The margin of garden space on a third of the levels is a place of retreat and relief from the interior's intensity. The bracing promenade harks back to Aalto's Paimio sanitorium, its ambition to strengthen bodies and straighten minds by immersing the afflicted in the vastness of nature. In the city context, strollers are also on show, chastened by exposure to reflect on their place in the scheme of things.
In detail
The deep red court boxes read differently with distance. From afar, they seem built from brickwork, perhaps the wire cut clay of common partitioning. Closer, fine terracotta ribs emerge, connecting to the roof tiles of Chinatown. Indoors, the boxes are revealed to be precast concrete, dusty with an admixture of rainbow colours. Their external appearance as cubic and distinct belies interior interceptions with floors and façade. An illusion of completeness is maintained by deft design –'tiles' stack past ceiling planes on the lower level of each tray but teeter away from the soffit at the top.
The fluted masonry, classically suggestive, is reprised inside the courtrooms by wall linings in two variants – one abundantly curved in plan, the other flattened into gradient-perforated veneer.
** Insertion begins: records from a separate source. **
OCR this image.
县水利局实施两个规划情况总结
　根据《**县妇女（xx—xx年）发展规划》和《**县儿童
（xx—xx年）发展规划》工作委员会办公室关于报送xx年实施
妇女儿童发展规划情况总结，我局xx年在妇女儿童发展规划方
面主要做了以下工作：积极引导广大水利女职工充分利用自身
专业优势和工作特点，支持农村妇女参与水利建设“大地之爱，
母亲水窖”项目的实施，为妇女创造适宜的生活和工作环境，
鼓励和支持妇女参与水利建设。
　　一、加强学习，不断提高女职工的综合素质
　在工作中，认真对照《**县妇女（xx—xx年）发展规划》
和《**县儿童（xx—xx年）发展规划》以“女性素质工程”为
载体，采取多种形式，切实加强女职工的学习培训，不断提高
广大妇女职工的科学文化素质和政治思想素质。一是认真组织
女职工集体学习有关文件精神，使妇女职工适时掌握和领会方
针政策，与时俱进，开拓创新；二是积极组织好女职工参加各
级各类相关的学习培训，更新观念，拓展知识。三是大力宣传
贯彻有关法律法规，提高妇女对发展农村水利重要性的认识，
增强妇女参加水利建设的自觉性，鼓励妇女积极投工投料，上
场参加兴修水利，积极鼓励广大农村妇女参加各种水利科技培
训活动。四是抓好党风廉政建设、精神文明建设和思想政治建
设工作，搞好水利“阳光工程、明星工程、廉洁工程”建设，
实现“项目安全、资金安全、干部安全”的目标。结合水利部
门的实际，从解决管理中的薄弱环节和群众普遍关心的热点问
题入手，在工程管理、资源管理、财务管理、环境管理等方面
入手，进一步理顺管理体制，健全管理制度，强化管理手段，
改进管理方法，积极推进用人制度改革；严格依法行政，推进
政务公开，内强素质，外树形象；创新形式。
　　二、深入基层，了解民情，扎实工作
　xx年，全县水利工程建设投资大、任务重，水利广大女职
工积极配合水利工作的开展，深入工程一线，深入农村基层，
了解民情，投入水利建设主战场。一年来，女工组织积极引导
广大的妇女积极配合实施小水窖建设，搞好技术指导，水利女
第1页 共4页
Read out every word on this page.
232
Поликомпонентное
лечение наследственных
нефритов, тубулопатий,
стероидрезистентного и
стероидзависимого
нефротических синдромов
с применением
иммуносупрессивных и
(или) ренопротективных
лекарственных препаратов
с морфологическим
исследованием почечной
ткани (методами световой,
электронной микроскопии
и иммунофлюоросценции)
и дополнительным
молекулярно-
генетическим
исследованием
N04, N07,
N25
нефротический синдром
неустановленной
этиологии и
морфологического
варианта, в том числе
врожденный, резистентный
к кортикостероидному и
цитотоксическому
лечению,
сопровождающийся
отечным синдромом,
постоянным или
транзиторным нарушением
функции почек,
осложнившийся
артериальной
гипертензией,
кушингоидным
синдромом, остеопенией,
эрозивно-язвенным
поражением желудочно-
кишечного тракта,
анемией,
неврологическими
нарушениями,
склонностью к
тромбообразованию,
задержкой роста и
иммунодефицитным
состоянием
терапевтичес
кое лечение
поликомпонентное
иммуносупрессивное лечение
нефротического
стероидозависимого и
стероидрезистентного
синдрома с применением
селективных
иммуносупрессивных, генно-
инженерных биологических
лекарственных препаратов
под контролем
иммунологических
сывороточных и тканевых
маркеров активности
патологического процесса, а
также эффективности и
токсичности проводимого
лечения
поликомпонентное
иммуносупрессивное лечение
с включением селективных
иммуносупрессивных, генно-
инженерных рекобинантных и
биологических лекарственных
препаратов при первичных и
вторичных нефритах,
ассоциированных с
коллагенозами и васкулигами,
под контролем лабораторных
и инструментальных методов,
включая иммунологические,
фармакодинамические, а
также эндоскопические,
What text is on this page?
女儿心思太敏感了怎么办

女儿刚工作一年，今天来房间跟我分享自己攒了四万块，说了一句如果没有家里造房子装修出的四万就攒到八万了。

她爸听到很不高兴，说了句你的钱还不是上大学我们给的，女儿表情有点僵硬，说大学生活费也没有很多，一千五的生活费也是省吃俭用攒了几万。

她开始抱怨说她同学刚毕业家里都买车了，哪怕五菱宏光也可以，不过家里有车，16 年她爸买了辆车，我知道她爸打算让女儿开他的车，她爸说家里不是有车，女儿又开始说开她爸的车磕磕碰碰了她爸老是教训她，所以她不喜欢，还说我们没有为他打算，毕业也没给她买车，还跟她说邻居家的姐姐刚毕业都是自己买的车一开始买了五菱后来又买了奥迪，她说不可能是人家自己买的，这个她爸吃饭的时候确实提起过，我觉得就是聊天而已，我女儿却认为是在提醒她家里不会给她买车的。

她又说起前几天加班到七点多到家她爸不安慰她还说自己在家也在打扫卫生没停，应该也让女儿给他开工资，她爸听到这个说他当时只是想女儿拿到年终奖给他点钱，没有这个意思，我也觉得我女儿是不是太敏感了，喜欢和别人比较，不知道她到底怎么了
Similarly, ceiling vaults are a device repeated throughout the building, with a consistent rectangular framework and options in scale and folding. Sizes vary from the back-lit barrels of the lobby, through flat coffers under the 'trays' to two folded types in the courtrooms.
The building's quality is a testament to a well-run selection process, balancing an architect of international insight with a firm of profound sectoral knowledge and ability to execute. Elaborated by subtle references to context and the traditions of civic architecture, the new State Courts nonetheless signal clarity and simplicity. In form, function and intention, the building achieves equilibrium, bringing calm and harmony to the city's heart.